Not only is the new version less verbose and it goes directly into code,
but it also rightfully so decides to add a flag to download the highest quality video.
Smart.
This, of course, in some ways agrees with what Benjamin was saying,
that it's not going to be evaluations that matter,
but ultimately what people find in practice.
Now, one meta note that was really interesting to me
comes once again from Billowal Seedhoo who writes,
is it just me or was today the first time OpenAI was unable to overshadow a Google AI announcement?
Gemini 1.5 Pro is pretty wild.
Just dropped in an audio file, an hour-long video interview,
and now it's helping me package it up for YouTube.
multi-modality plus one million context window is clutch. Through some thumbnails added and it has the prior
context to help me decide the best option. Titles, tags, description, promotional posts,
all doable with rich context, not just transcripts. So the point here, which was something that
I noticed as well, is that OpenAI has done a very good job in general of undercutting everyone
else's announcements with more impressive things of their own. In fact, I could be misremembering
this, but I'm pretty sure that Sora came out right around the same time that Gemini 1.5
Pro was first announced and it just totally sucked all of the oxygen out of the room. I tend to
agree that from my observational point of view, Gemini 1.5 Pro got at least as much buzz as
GPT4's turbo upgrades, which I think has a lot to do with how much people are just waiting now
for OpenAI to actually make a big jump forward. I don't believe right now it's that OpenAI
has distinctly found themselves behind, although I do think that many people believe that
Claude 3 is the most perform at LLM right now, but more just that they've been at parody for so long,
something just feels strange. For my money, though, the thing that had people the most excited so far this
week were reports that came out on Monday that meta was planning to launch some versions of Lama 3 as
early as next week. This was initially a report from the information. Their source was a
employee and said that the company was planning to launch two small versions of Lama 3 as a precursor
to the launch of the biggest version which was expected this summer. This was confirmed at an event
in London on Tuesday, said Nick Clegg met as president of global affairs. Within the next month,
actually less, hopefully in a very short period of time, we hope to start rolling out our new suite
of Next Generation Foundation models Lama 3. There will be a number of different
models with different capabilities, different versatility, released during the course of this year
starting really very soon. Said Meta Chief Product Officer Chris Cox, the plan is to power multiple
products across Meta with Lama 3. One thing that's shifted with meta's discussion, all the way
from Zuckerberg on down, is that they are no longer content to just be the best open source model.

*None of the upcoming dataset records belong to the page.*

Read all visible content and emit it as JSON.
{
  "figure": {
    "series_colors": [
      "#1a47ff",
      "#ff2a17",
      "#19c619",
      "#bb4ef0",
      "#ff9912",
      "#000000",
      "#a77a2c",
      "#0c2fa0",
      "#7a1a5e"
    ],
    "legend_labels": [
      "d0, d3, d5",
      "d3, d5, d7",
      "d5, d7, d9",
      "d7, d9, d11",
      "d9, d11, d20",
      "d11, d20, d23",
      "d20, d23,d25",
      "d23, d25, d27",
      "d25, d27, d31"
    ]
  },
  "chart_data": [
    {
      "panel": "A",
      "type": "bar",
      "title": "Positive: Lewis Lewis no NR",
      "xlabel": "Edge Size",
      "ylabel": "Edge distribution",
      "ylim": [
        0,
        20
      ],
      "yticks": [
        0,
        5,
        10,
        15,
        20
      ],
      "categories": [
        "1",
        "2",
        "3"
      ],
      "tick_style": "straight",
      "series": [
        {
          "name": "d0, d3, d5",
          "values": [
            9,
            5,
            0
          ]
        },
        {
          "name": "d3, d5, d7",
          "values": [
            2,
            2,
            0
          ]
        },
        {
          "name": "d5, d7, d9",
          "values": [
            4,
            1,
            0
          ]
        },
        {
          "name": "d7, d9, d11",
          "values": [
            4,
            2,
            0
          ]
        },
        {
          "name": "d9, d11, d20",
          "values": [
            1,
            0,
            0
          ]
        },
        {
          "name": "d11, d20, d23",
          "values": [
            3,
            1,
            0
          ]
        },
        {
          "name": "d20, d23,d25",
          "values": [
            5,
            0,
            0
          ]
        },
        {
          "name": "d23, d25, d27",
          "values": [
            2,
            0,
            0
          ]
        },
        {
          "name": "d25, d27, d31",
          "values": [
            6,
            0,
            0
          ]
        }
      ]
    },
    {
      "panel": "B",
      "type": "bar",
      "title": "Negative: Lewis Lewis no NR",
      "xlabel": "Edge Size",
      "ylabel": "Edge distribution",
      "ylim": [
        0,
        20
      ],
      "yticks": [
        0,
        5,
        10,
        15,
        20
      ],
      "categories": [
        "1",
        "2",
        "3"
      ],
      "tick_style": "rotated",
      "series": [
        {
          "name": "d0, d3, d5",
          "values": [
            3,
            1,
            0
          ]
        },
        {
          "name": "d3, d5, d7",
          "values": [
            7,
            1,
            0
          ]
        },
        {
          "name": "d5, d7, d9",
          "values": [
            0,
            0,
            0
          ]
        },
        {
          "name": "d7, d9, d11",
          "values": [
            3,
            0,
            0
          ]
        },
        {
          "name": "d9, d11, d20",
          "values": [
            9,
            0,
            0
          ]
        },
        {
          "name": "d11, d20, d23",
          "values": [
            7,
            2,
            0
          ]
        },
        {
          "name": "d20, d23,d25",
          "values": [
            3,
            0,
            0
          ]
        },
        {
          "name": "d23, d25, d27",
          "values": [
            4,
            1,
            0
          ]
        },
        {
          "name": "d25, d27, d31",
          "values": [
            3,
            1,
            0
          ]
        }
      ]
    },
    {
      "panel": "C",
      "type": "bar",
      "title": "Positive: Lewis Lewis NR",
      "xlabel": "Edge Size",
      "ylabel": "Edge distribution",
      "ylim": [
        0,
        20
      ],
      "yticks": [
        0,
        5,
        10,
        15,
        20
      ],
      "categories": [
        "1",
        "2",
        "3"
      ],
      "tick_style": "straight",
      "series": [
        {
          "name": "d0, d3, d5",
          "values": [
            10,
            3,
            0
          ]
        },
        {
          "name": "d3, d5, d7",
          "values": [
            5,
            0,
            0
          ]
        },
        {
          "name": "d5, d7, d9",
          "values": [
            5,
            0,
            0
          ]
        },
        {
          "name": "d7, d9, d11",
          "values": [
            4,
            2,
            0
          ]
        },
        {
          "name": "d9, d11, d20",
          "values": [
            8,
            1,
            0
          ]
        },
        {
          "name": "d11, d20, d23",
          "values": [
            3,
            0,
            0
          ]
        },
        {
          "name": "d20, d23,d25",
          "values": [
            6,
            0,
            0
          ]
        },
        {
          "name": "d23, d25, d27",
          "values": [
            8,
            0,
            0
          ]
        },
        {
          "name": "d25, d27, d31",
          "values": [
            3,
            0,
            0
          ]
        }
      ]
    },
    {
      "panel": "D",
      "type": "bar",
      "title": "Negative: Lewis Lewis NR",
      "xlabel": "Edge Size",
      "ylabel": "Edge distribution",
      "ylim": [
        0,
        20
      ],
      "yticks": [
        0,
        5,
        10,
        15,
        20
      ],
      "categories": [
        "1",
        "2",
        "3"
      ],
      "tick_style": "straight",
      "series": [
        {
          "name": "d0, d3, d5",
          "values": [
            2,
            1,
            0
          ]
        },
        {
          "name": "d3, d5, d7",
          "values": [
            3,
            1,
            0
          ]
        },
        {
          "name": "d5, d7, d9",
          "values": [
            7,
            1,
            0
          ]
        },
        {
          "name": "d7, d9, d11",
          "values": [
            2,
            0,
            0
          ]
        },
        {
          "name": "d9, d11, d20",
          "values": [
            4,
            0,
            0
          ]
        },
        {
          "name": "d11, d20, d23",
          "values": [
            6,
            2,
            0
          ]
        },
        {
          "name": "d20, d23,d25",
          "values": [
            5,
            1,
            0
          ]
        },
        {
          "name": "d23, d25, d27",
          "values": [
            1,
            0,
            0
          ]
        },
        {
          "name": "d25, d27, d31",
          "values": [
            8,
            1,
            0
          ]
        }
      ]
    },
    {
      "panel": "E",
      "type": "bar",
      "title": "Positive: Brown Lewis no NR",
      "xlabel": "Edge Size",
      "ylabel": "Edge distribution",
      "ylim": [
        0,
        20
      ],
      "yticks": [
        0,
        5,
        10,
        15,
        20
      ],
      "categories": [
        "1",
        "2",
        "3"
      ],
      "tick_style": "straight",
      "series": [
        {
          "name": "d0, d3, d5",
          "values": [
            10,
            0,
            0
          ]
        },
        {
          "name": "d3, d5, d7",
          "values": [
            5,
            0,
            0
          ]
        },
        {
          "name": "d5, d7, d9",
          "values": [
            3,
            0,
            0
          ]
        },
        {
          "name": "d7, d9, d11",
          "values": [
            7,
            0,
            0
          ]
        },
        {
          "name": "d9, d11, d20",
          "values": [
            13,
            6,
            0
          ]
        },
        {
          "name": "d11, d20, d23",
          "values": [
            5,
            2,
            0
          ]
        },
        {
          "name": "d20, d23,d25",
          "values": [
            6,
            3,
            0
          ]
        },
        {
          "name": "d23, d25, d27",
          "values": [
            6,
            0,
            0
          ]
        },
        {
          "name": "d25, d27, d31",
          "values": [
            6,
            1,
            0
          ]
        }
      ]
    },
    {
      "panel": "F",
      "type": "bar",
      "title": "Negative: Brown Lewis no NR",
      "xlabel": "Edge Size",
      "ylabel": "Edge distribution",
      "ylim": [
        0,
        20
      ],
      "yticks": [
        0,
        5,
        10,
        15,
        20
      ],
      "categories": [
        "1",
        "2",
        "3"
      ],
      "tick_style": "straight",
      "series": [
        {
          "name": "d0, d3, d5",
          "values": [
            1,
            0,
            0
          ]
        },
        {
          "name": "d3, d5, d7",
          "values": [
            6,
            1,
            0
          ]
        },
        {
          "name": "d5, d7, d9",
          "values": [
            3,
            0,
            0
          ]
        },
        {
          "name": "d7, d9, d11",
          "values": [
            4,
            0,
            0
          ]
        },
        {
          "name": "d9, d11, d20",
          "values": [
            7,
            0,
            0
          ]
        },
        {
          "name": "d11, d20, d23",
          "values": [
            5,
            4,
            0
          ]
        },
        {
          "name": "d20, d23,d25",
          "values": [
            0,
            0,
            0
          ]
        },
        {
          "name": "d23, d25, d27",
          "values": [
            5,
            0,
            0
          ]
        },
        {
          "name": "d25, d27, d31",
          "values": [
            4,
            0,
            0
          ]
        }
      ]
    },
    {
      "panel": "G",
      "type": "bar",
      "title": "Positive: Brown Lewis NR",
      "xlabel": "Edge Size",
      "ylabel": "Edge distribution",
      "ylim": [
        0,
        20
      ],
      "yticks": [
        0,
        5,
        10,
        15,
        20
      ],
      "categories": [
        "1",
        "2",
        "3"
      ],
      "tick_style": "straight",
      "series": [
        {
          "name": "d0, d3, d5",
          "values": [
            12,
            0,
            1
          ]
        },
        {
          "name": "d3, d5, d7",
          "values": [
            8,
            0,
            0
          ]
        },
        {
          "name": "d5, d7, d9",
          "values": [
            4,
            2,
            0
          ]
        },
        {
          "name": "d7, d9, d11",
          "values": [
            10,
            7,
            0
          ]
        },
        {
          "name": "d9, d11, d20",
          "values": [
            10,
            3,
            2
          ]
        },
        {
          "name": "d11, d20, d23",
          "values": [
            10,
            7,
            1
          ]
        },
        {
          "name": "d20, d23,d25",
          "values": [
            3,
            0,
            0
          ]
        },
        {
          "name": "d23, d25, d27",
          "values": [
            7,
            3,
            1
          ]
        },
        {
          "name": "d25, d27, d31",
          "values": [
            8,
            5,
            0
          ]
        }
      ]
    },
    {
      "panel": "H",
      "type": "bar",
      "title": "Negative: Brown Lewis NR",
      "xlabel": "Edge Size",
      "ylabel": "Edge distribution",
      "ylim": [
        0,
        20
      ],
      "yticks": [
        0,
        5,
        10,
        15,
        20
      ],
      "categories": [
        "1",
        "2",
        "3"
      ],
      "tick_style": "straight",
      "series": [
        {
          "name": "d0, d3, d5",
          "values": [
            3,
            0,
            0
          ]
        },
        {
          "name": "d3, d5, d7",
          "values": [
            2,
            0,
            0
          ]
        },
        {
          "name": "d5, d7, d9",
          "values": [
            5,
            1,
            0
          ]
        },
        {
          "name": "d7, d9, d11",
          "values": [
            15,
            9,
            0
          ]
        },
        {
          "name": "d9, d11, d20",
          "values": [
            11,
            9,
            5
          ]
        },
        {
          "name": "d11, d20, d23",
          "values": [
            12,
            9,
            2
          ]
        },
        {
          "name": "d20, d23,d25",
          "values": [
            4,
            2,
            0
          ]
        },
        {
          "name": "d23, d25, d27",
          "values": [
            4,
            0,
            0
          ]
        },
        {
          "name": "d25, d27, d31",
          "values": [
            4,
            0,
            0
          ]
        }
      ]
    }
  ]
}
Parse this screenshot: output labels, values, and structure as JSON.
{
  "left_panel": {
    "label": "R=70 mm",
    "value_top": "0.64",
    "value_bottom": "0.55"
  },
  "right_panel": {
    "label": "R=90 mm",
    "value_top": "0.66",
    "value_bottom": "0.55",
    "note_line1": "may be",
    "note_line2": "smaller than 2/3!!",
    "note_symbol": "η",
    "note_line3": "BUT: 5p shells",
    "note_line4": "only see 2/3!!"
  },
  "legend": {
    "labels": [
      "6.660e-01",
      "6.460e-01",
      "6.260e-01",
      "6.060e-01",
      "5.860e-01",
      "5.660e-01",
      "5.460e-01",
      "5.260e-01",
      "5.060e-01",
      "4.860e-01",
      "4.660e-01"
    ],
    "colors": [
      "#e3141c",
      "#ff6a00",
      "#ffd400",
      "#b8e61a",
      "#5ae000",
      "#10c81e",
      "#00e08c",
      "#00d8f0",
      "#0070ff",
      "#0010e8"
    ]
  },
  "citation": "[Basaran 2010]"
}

They want to be state-of-the-art competing against any model. Reinforcing that was Joelle Pinot,
the vice president of AI research, who said, our goal over time is to make a llama-powered meta-a-i be
the most useful assistant in the world.
And so between this Meta Lama 3 announcement, as well as the new Mistral model, the open source
community had a lot to be excited about this week.
Anyways, guys, we'll wrap there, but what I will say is that part of why this week feels
so reflective to me of just where we are, is that all of these big announcements, while
cool, aren't getting people to jump up and down and scream and say, wow, what a crazy week,
although I'm sure some of the other YouTubers will have titles to that effect.
Instead, this feels, if certainly not like a slow week, then certainly still something
that is to be expected.
In other words, not too many standard deviations away from the mean.
So that's the world you're living in now.
Five big models coming out a week, and everyone just excitedly going on with their life.
Anyways, that is going to do it for today's AI breakdown.